(SurvivalDaily.com) – Canning food is an essential part of being a prepper. This is especially true if you live somewhere with seasonal changes. Canning your food is very important in a region that sees harsh winters. You don’t have the ability to grow food year-round, so you need to store it while you can.
What You Need
Having the right tools is the first step to successful canning. There are several types of canning tools. Some of the best, but also potentially the most dangerous are pressure canners. As a bonus though, these canners can also be used for hot water bath canning. You’ll also need containers like jars with lids and rings or seals.
Low-acid foods such as vegetables, poultry, fish, and meats require the use of a pressure canner. They need to be processed at a temperature of at least 240ºF to ensure that all bacteria are killed.

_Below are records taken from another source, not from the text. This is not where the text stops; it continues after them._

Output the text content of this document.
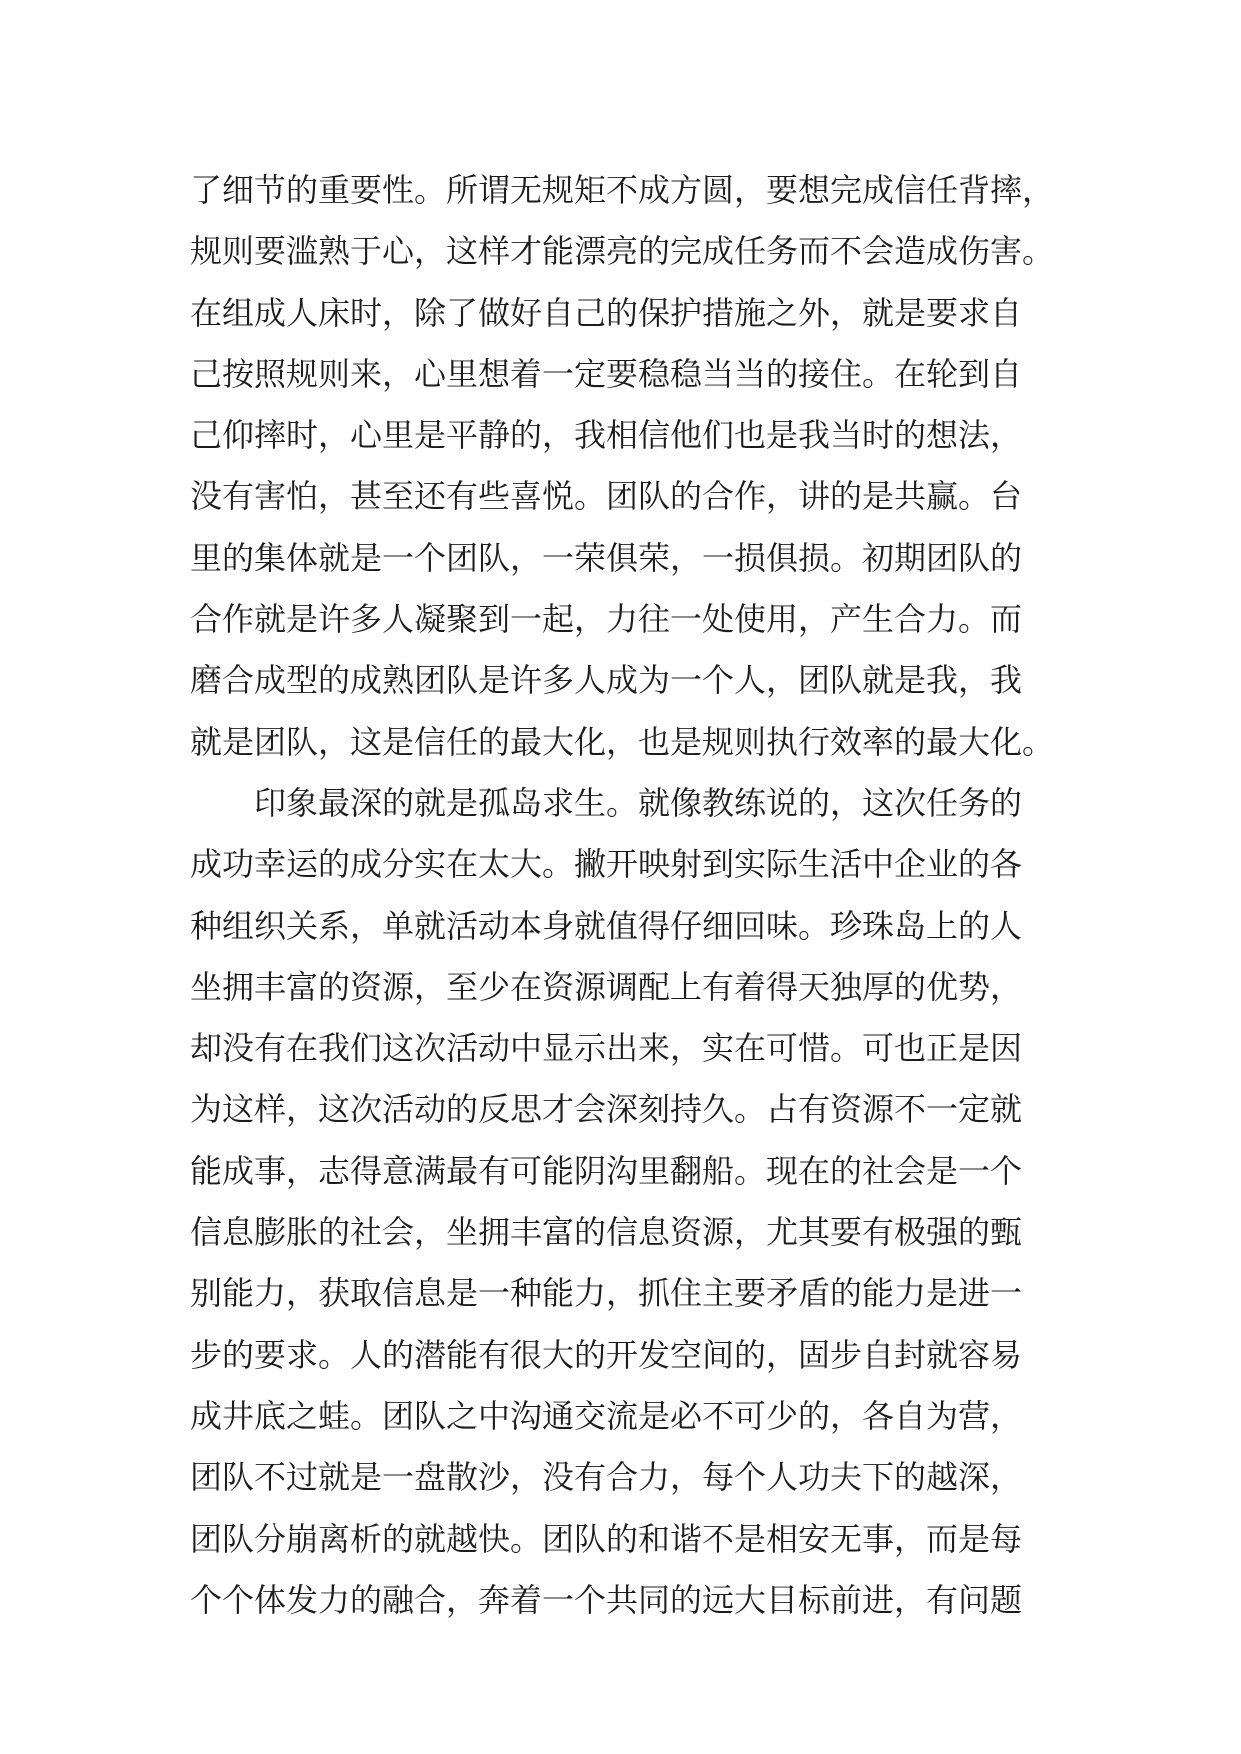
了细节的重要性。所谓无规矩不成方圆，要想完成信任背摔，
规则要滥熟于心，这样才能漂亮的完成任务而不会造成伤害。
在组成人床时，除了做好自己的保护措施之外，就是要求自
己按照规则来，心里想着一定要稳稳当当的接住。在轮到自
己仰摔时，心里是平静的，我相信他们也是我当时的想法，
没有害怕，甚至还有些喜悦。团队的合作，讲的是共赢。台
里的集体就是一个团队，一荣俱荣，一损俱损。初期团队的
合作就是许多人凝聚到一起，力往一处使用，产生合力。而
磨合成型的成熟团队是许多人成为一个人，团队就是我，我
就是团队，这是信任的最大化，也是规则执行效率的最大化。
印象最深的就是孤岛求生。就像教练说的，这次任务的
成功幸运的成分实在太大。撇开映射到实际生活中企业的各
种组织关系，单就活动本身就值得仔细回味。珍珠岛上的人
坐拥丰富的资源，至少在资源调配上有着得天独厚的优势，
却没有在我们这次活动中显示出来，实在可惜。可也正是因
为这样，这次活动的反思才会深刻持久。占有资源不一定就
能成事，志得意满最有可能阴沟里翻船。现在的社会是一个
信息膨胀的社会，坐拥丰富的信息资源，尤其要有极强的甄
别能力，获取信息是一种能力，抓住主要矛盾的能力是进一
步的要求。人的潜能有很大的开发空间的，固步自封就容易
成井底之蛙。团队之中沟通交流是必不可少的，各自为营，
团队不过就是一盘散沙，没有合力，每个人功夫下的越深，
团队分崩离析的就越快。团队的和谐不是相安无事，而是每
个个体发力的融合，奔着一个共同的远大目标前进，有问题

High-acid foods need to be processed with a water-bath canner. Fruits, tomatoes, sauces, and pickles are some examples of these high-acid foods. These only require the water to be at its boiling point of 212ºF.
What to Do
Always make sure your food and tools are clean before starting the canning process. This eliminates cross-contamination, while also preventing bacteria growth. Be sure to wash your hands thoroughly throughout the process for the same effect. Don’t go hog wild at first. It’s not only okay to start small; it’s recommended. Follow safe canning practices such as:
- Cook with quality pots. A saucepan may boil over and cause inadequate coverage of your jars.

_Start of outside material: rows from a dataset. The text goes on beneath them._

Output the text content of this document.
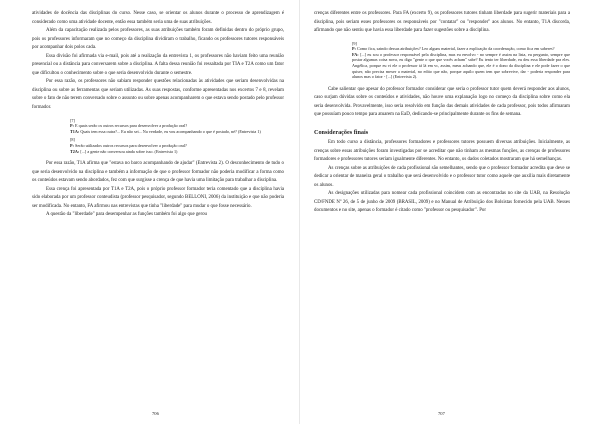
atividades de docência das disciplinas do curso. Nesse caso, se orientar os alunos durante o processo de aprendizagem é considerado como uma atividade docente, então essa também seria uma de suas atribuições.

Além da capacitação realizada pelos professores, as suas atribuições também foram definidas dentro do próprio grupo, pois os professores informaram que no começo da disciplina dividiram o trabalho, ficando os professores tutores responsáveis por acompanhar dois polos cada.

Essa divisão foi afirmada via e-mail, pois até a realização da entrevista 1, os professores não haviam feito uma reunião presencial ou a distância para conversarem sobre a disciplina. A falta dessa reunião foi ressaltada por TIA e T2A como um fator que dificultou o conhecimento sobre o que seria desenvolvido durante o semestre.

Por essa razão, os professores não sabiam responder questões relacionadas às atividades que seriam desenvolvidas na disciplina ou sobre as ferramentas que seriam utilizadas. As suas respostas, conforme apresentadas nos excertos 7 e 8, revelam sobre o fato de não terem conversado sobre o assunto ou sobre apenas acompanharem o que estava sendo postado pelo professor formador.

[7]
P: E quais serão os outros recursos para desenvolver a produção oral?
T1A: Quais tem essa outra?... Eu não sei... Na verdade, eu vou acompanhando o que é postado, né? (Entrevista 1)
[8]
P: Serão utilizados outros recursos para desenvolver a produção oral?
T2A: [...] a gente não conversou ainda sobre isso. (Entrevista 1)

Por essa razão, T1A afirma que "estava no barco acompanhando de ajudar" (Entrevista 2). O desconhecimento de tudo o que seria desenvolvido na disciplina e também a informação de que o professor formador não poderia modificar a forma como os conteúdos estavam sendo abordados, fez com que surgisse a crença de que havia uma limitação para trabalhar a disciplina.

Essa crença foi apresentada por T1A e T2A, pois o próprio professor formador teria comentado que a disciplina havia sido elaborada por um professor conteudista (professor pesquisador, segundo BELLONI, 2006) da instituição e que não poderia ser modificada. No entanto, FA afirmou nas entrevistas que tinha "liberdade" para mudar o que fosse necessário.

A questão da "liberdade" para desempenhar as funções também foi algo que gerou

706

crenças diferentes entre os professores. Para FA (excerto 9), os professores tutores tinham liberdade para sugerir materiais para a disciplina, pois seriam esses professores os responsáveis por "contatar" ou "responder" aos alunos. No entanto, T1A discorda, afirmando que não sentiu que havia essa liberdade para fazer sugestões sobre a disciplina.

[9]
P: Como fica, saindo dessas atribuições? Leo alguns material, fazer a explicação da coordenação, como fica em saberes?
FA: [...] eu sou o professor responsável pela disciplina, mas eu envolvo - no sempre é assim na lista, eu pergunto, sempre que postar algumas coisa nova, eu digo "gente o que que vocês acham" sabe? Eu tento ter liberdade, eu deu essa liberdade pra eles. Angélica, porque eu vi ele o professor tá lá em vc, assim, meus achando que, ele é o dono da disciplina e ele pode fazer o que quiser, não precisa mexer a material, no edito que não, porque aquilo quem tem que sobrevive, dar - poderia responder para alunos mas o fator - [...] (Entrevista 2).

Cabe salientar que apesar do professor formador considerar que seria o professor tutor quem deverá responder aos alunos, caso surjam dúvidas sobre os conteúdos e atividades, não houve uma explanação logo no começo da disciplina sobre como ela seria desenvolvida. Provavelmente, isso seria resolvido em função das demais atividades de cada professor, pois todos afirmaram que possuíam pouco tempo para atuarem na EaD, dedicando-se principalmente durante os fins de semana.

Considerações finais

Em todo curso a distância, professores formadores e professores tutores possuem diversas atribuições. Inicialmente, as crenças sobre essas atribuições foram investigadas por se acreditar que não tinham as mesmas funções, as crenças de professores formadores e professores tutores seriam igualmente diferentes. No entanto, os dados coletados mostraram que há semelhanças.

As crenças sobre as atribuições de cada profissional são semelhantes, sendo que o professor formador acredita que deve se dedicar a orientar de maneira geral o trabalho que será desenvolvido e o professor tutor como aquele que auxilia mais diretamente os alunos.

As designações utilizadas para nomear cada profissional coincidem com as encontradas no site da UAB, na Resolução CD/FNDE Nº 26, de 5 de junho de 2009 (BRASIL, 2009) e no Manual de Atribuição dos Bolsistas fornecido pela UAB. Nesses documentos e no site, apenas o formador é citado como "professor ou pesquisador". Por

707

- Always use new lids when canning.
- Your water should be at a rolling boil before you start your bath time. (Water Bath method)
- Your processing timer should only be started after you’ve released pressure to reach the desired pressure. (Pressure Canner)
- Use a rack when setting jars, to avoid breaking the jar and to ensure proper water circulation.
- Label and date everything you can. Keep track of everything to ensure a proper shelf life.
Start by following the recipe and processing directions. Heat the jar either in the water-bath or pressure cooker/canner. Put the food in, leaving the correct amount of headspace. Remove any trapped air by using a non-metallic spatula and sliding it between the jar and food. Press the food lightly to remove any air as well; do this repeatedly around the circumference of the jar.
Clean the rim and threads of the jar using a damp cloth. Take your heated lid and center it on the jar, tighten evenly until you feel resistance. No more than fingertip-tight. After processing the food and jars remove them with a jar lifter. Place them onto a rack to cool, never re-tighten or check for a seal while the jars are hot.
After 24 hours check to see if the lids curve downward. This shows that there is a good seal on the jar. Press the center of the lid to make sure there is no flex. Unsealed jars can be re-processed or refrigerated. Remove the bands and wash them with warm soapy water, then dry them off and store them for later. Wipe your jars down with a clean damp cloth and then dry them off. Your jar is ready to be stored!
Storing Your Canned Goods
Storing your canned goods is simple. You just need to find a cool, dry, and dark place; basements and cellars are great places to store canned goods. The best, safest method is to store your canned goods in a single layer, rather than stacking them. This way, you can be sure that your jar is sealed from canning, and not just held down by the jar on top of it. Be sure to label and date every jar. Making sure to replace any that are close to expiration. For the best results eat your canned goods within one year of canning. The ability to store food that you grow yourself for a year is tremendously helpful when you’re trying to survive.
Other Things to Consider
When canning there are things to take into consideration. Altitude is a big thing to be concerned about because higher altitudes make for lower boiling points, which will affect your process.
If you have doubts about whether a food is good or not, just throw it away. It’s not worth the risk of getting sick. Foodborne botulism is potentially fatal, and while it’s rare, it is a very real possibility.
Botulism caused by the bacterium Clostridium botulinum can cause paralytic illness. Vision problems such as blurred vision, double vision or drooping eyelids, along with difficulty swallowing, dry mouth, muscle weakness, and slurred speech may be experienced by victims of the bacteria. Left untreated, the illness can cause paralysis in the arms, legs, torso, and muscles that control breathing. Warning signs of Botulism in food are:
- Cans that bulge, leak, or are dented.
- Cracked jars, or jars with loose or bulging lids.
- Food has a bad odor.
- Containers that gush or squirt fluid out when opened.
Thankfully, botulism can be prevented by knowing the warning signs, and good hygienic practices.
Canning is a great skill to have, and your life may even depend on it one day. The best part is, you can do it with or without electricity, if need be, and done as a group, it can be a great social project and one by which you can share and trade items. The more survival skills you have, the better off you’ll be if and when SHTF. Just remember to always be safe and follow the process.